Many thanks in advance,

J

1 Accepted Solution

Accepted Solutions

Hi,

I'm not quite sure but I beleive that the drops occurs on SVI interface due to the following: when packet from one VLAN comes and the switch decides to route it to another VLAN it comes first internally to the SVI interface and then to the physical layer-2 interface (switchport). Packets comes to SVI interface faster than switchport can send them and congestion on the SVI interface occurs.

This is how I think the process looks like.

I don't think that you will make things much better if you implement QoS. QoS itself is of course very powerfull tool but it has its own limits. It can help in situation when you have a short time "peak" congestions. But if you have constant congestion the only ways to solve the problem are either increase the bandwidth or decrease the traffic.

Again, this is my vision of the problem. It could be that I don't know some important details which can lead to another recomendations.

//Mikhail Galiulin

View solution in original post

10 Replies 10

Hi,

Check the nature of these drops. Larger buffer can help only in case traffic has short time peaks and rest of the time is on "normal" level. But if traffic is constantly on higher level than the switch can proceed than you need to increase capacity of the links.

//Mikhail Galiulin

Thanks Mikhail for your response.

The traffic is pretty much constantly higher, but here's what I don't understand; where would I need to increase capacity? On the link attached to the physical port? If so, why don't I see drops on the port itself? The vlan interface shows BW 1000000, whereas the physical is a 100MB link..so if anything, wouldn't the drops be on the egress queue of the vlan or the ingress of the physical?

Please help me, I have the feeling that I'm missing something fundamental here!

Many thanks, J

What kind of traffic are you talking about?

Is it traffic adressed to the switch?

//Mikhail Galiulin

Thank you Mikhail.

The traffic is regular IP traffic - mainly rdp, telnet, voice - which is destined for devices connected to the 3750 at other end of the link (the link being the only interface in the vlan in question). It's exactly the same set-up on that switch, whereby one physical port (the link) is in the vlan and then there's a vlan interface.

There would be very little traffic addressed to the switch.

So this VLAN is used only to connect two 3750 switches?

All your traffic (rdp, telnet, voice) is coming to the VLAN from other VLANs, right?

One more question:

Have you any empty ports on the switches?

//Mikhail Galiulin

That's correct (not my choosing).

Yep, roughly half are empty.

Thank you, much appreciated.

Try to configure Etherchannel between the switches...

http://www.cisco.com/en/US/tech/tk389/tk213/technologies_white_paper09186a0080092944.shtml

//Mikhail Galiulin

Thank you for your response.

I realise that increased bandwidth would relieve the congestion issue, but that is not an option for us.
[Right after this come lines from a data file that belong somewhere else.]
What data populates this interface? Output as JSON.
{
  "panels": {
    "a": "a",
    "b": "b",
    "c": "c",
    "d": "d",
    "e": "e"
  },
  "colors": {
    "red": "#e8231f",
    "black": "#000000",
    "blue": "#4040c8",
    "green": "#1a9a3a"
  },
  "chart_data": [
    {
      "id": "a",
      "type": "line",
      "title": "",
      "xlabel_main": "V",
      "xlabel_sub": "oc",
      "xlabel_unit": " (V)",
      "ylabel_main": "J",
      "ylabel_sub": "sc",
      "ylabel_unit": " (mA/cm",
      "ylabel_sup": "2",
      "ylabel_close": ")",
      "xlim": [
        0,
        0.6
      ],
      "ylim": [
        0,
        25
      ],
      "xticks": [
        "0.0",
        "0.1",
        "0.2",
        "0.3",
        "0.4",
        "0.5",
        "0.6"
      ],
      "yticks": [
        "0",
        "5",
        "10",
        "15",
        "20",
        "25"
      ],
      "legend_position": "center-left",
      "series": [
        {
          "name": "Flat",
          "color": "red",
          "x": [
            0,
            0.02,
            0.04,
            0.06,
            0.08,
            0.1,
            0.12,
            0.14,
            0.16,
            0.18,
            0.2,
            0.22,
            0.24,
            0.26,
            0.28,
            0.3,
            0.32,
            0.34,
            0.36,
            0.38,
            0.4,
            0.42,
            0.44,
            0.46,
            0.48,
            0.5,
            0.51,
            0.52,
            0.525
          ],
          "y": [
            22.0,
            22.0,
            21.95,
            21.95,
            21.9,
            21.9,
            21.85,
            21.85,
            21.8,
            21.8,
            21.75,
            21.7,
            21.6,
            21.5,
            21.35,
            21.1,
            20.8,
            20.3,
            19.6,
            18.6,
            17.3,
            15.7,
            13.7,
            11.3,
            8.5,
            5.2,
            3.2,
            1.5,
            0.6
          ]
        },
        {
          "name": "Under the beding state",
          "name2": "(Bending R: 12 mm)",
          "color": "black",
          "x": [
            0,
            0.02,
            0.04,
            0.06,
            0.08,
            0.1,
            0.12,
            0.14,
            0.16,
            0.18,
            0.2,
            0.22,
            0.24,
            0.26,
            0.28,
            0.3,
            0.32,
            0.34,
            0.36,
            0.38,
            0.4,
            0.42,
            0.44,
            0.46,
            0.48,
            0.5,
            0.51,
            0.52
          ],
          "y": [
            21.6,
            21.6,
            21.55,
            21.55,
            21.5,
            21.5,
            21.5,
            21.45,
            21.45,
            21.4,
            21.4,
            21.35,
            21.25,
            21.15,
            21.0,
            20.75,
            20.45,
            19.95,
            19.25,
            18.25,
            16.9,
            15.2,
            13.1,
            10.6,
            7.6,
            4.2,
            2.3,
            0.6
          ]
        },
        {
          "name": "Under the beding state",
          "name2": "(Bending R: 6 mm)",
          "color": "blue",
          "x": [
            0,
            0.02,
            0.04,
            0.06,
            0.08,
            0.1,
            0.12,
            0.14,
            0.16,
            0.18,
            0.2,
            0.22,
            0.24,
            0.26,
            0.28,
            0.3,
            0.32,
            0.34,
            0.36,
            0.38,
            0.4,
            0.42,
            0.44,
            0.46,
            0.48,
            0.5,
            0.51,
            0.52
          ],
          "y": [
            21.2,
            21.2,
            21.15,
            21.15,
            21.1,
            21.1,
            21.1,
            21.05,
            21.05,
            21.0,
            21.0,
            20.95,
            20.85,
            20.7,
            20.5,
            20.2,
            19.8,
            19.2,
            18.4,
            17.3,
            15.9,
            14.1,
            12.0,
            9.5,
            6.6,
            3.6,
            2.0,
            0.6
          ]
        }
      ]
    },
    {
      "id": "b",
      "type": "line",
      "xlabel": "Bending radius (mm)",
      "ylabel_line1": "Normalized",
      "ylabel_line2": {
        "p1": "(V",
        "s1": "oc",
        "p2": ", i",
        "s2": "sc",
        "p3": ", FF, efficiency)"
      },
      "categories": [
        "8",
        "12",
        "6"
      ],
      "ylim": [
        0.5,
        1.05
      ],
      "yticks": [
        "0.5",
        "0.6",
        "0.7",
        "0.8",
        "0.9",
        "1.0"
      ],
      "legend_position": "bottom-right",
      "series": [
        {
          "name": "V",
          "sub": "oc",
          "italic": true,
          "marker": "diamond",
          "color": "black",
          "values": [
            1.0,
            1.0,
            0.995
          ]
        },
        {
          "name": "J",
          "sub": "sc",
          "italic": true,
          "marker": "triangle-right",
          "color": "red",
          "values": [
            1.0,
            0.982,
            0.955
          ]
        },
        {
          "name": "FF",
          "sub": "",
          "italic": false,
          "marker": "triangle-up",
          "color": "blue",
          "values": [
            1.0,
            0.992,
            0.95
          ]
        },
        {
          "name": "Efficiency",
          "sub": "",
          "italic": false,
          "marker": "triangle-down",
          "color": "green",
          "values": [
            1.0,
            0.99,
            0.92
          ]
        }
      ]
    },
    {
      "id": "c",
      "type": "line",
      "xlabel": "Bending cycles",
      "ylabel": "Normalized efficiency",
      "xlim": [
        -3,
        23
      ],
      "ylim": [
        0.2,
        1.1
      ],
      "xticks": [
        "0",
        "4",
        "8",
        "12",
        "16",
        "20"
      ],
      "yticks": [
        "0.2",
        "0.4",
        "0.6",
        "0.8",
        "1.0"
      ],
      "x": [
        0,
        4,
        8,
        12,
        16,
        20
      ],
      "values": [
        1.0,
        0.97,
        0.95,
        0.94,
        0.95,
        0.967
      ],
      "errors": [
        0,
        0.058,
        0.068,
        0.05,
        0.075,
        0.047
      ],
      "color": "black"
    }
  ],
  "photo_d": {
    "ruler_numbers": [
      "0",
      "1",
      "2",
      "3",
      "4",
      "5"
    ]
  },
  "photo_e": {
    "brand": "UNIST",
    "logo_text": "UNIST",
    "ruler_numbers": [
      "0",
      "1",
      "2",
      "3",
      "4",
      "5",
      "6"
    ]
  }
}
What I would like to know is why the drops occur at the SVI level, and whether there's something I can do to cause the drops to occur at physical interface level (so that I can use LAN QoS to prioritise traffic)?

Hi,

I'm not quite sure but I beleive that the drops occurs on SVI interface due to the following: when packet from one VLAN comes and the switch decides to route it to another VLAN it comes first internally to the SVI interface and then to the physical layer-2 interface (switchport). Packets comes to SVI interface faster than switchport can send them and congestion on the SVI interface occurs.

This is how I think the process looks like.

I don't think that you will make things much better if you implement QoS. QoS itself is of course very powerfull tool but it has its own limits. It can help in situation when you have a short time "peak" congestions. But if you have constant congestion the only ways to solve the problem are either increase the bandwidth or decrease the traffic.

Again, this is my vision of the problem. It could be that I don't know some important details which can lead to another recomendations.

//Mikhail Galiulin

Hi Mikhail,

You must be right in saying packets come to SVI interface faster than switchport can send them - I just thought that you would then see drops on the SVI's output or switchport's input queues.

Anyway, thank you very much for your thoughts.